The food service industry is extremely resilient. It came through a very difficult period after the financial crash in 2011
While the vaccine rollout should help the food service industry reopen on a more permanent basis later this year, Gahan thinks it could be 2025 and beyond before we see a full recovery in the food service industry to pre-COVID-19 levels of business.
“The food service industry is extremely resilient.
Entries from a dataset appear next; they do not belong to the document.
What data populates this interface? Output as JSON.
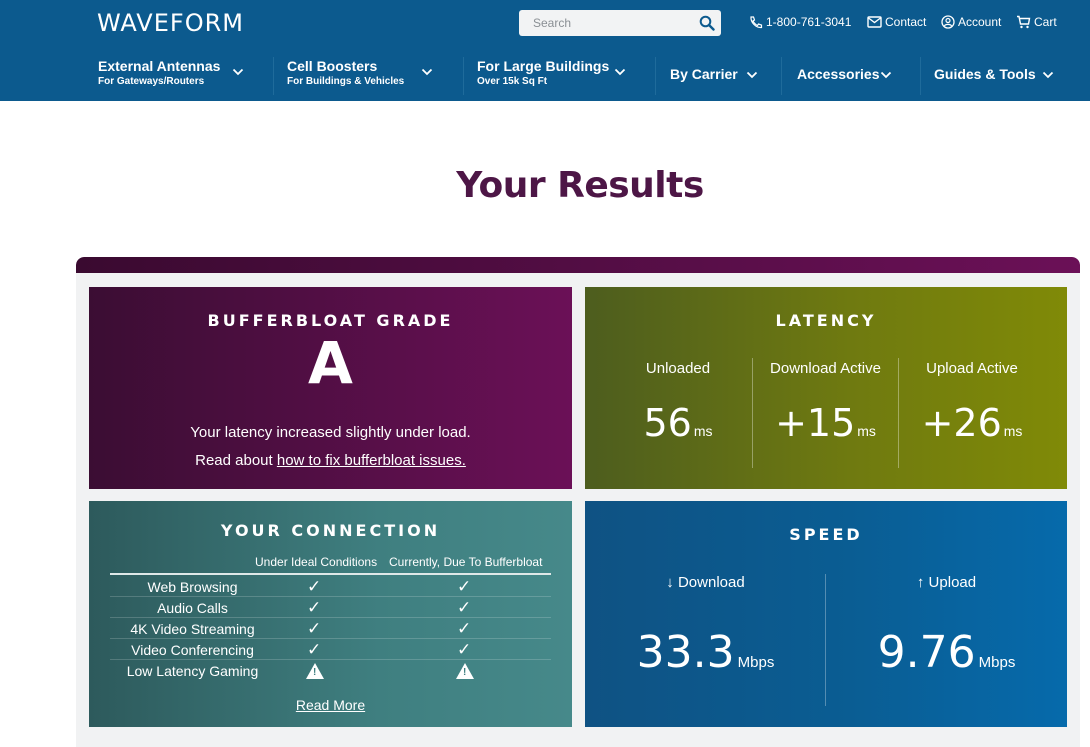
{
  "header": {
    "logo": "WAVEFORM",
    "search": {
      "placeholder": "Search"
    },
    "phone": "1-800-761-3041",
    "contact": "Contact",
    "account": "Account",
    "cart": "Cart",
    "nav": [
      {
        "title": "External Antennas",
        "sub": "For Gateways/Routers"
      },
      {
        "title": "Cell Boosters",
        "sub": "For Buildings & Vehicles"
      },
      {
        "title": "For Large Buildings",
        "sub": "Over 15k Sq Ft"
      },
      {
        "title": "By Carrier",
        "sub": ""
      },
      {
        "title": "Accessories",
        "sub": ""
      },
      {
        "title": "Guides & Tools",
        "sub": ""
      }
    ]
  },
  "page": {
    "title": "Your Results"
  },
  "bufferbloat": {
    "title": "BUFFERBLOAT GRADE",
    "grade": "A",
    "message": "Your latency increased slightly under load.",
    "read_prefix": "Read about",
    "link_text": "how to fix bufferbloat issues."
  },
  "latency": {
    "title": "LATENCY",
    "columns": [
      {
        "label": "Unloaded",
        "value": "56",
        "unit": "ms"
      },
      {
        "label": "Download Active",
        "value": "+15",
        "unit": "ms"
      },
      {
        "label": "Upload Active",
        "value": "+26",
        "unit": "ms"
      }
    ]
  },
  "connection": {
    "title": "YOUR CONNECTION",
    "headers": [
      "Under Ideal Conditions",
      "Currently, Due To Bufferbloat"
    ],
    "rows": [
      {
        "label": "Web Browsing",
        "ideal": "check",
        "current": "check"
      },
      {
        "label": "Audio Calls",
        "ideal": "check",
        "current": "check"
      },
      {
        "label": "4K Video Streaming",
        "ideal": "check",
        "current": "check"
      },
      {
        "label": "Video Conferencing",
        "ideal": "check",
        "current": "check"
      },
      {
        "label": "Low Latency Gaming",
        "ideal": "warning",
        "current": "warning"
      }
    ],
    "read_more": "Read More"
  },
  "speed": {
    "title": "SPEED",
    "download": {
      "label": "↓ Download",
      "value": "33.3",
      "unit": "Mbps"
    },
    "upload": {
      "label": "↑ Upload",
      "value": "9.76",
      "unit": "Mbps"
    }
  },
  "colors": {
    "header": "#0c5a8e",
    "title": "#4d1646",
    "bufferbloat": "#6b1057",
    "latency": "#808a07",
    "connection": "#3f7f80",
    "speed": "#066aab"
  }
}
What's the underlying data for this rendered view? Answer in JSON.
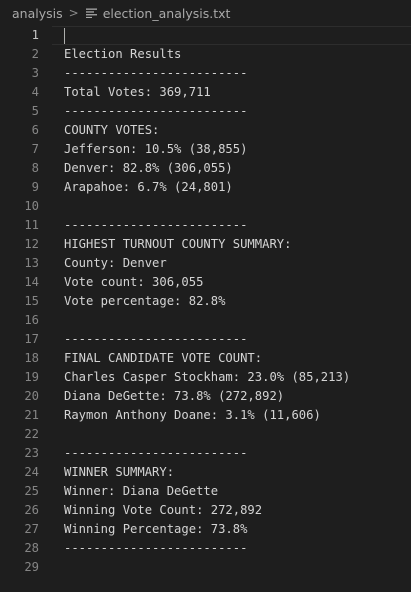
{
  "breadcrumb": {
    "folder": "analysis",
    "separator": ">",
    "file_icon": "lines-file-icon",
    "file": "election_analysis.txt"
  },
  "editor": {
    "lines": [
      {
        "number": "1",
        "text": ""
      },
      {
        "number": "2",
        "text": "Election Results"
      },
      {
        "number": "3",
        "text": "-------------------------"
      },
      {
        "number": "4",
        "text": "Total Votes: 369,711"
      },
      {
        "number": "5",
        "text": "-------------------------"
      },
      {
        "number": "6",
        "text": "COUNTY VOTES:"
      },
      {
        "number": "7",
        "text": "Jefferson: 10.5% (38,855)"
      },
      {
        "number": "8",
        "text": "Denver: 82.8% (306,055)"
      },
      {
        "number": "9",
        "text": "Arapahoe: 6.7% (24,801)"
      },
      {
        "number": "10",
        "text": ""
      },
      {
        "number": "11",
        "text": "-------------------------"
      },
      {
        "number": "12",
        "text": "HIGHEST TURNOUT COUNTY SUMMARY:"
      },
      {
        "number": "13",
        "text": "County: Denver"
      },
      {
        "number": "14",
        "text": "Vote count: 306,055"
      },
      {
        "number": "15",
        "text": "Vote percentage: 82.8%"
      },
      {
        "number": "16",
        "text": ""
      },
      {
        "number": "17",
        "text": "-------------------------"
      },
      {
        "number": "18",
        "text": "FINAL CANDIDATE VOTE COUNT:"
      },
      {
        "number": "19",
        "text": "Charles Casper Stockham: 23.0% (85,213)"
      },
      {
        "number": "20",
        "text": "Diana DeGette: 73.8% (272,892)"
      },
      {
        "number": "21",
        "text": "Raymon Anthony Doane: 3.1% (11,606)"
      },
      {
        "number": "22",
        "text": ""
      },
      {
        "number": "23",
        "text": "-------------------------"
      },
      {
        "number": "24",
        "text": "WINNER SUMMARY:"
      },
      {
        "number": "25",
        "text": "Winner: Diana DeGette"
      },
      {
        "number": "26",
        "text": "Winning Vote Count: 272,892"
      },
      {
        "number": "27",
        "text": "Winning Percentage: 73.8%"
      },
      {
        "number": "28",
        "text": "-------------------------"
      },
      {
        "number": "29",
        "text": ""
      }
    ]
  }
}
It came through a very difficult period after the financial crash in 2011. However, I don’t think we’re going to see a full recovery in the sector for three to five years,” she says.
While restaurants and cafés are the most visible operators, there are many other areas of the food service industry where business owners are facing a very uncertain future, including contract catering and hotels.
Tourist numbers into Ireland over the last decade have swelled to more than 11m people every year, who spend an estimated €5.8bn on food, drink and accommodation.
However, the short-term future of tourism is quite challenged.
Even with a successful global vaccine programme, it will be many years before tourism numbers fully recover.
This leaves many hoteliers and food service operators in regions of Ireland that are tourist-dependent with an uncertain outlook for the years ahead.
An even bigger question mark is now hanging over the future viability of many contract catering businesses in this country.
The COVID-19 pandemic has accelerated a shift to home-working, meaning many companies will be weighing up the benefits of large offices and canteens for staff over the coming years.
At the same time, it’s difficult to see the number of conferences and public meetings returning to pre-COVID-19 levels again, which would also be a major blow to the catering industry.
So while the vaccine rollout may mean an end to the stop-start restrictions that really hurt the food service industry last year, the longer-term impact of COVID-19 could mean much more fundamental changes to the market.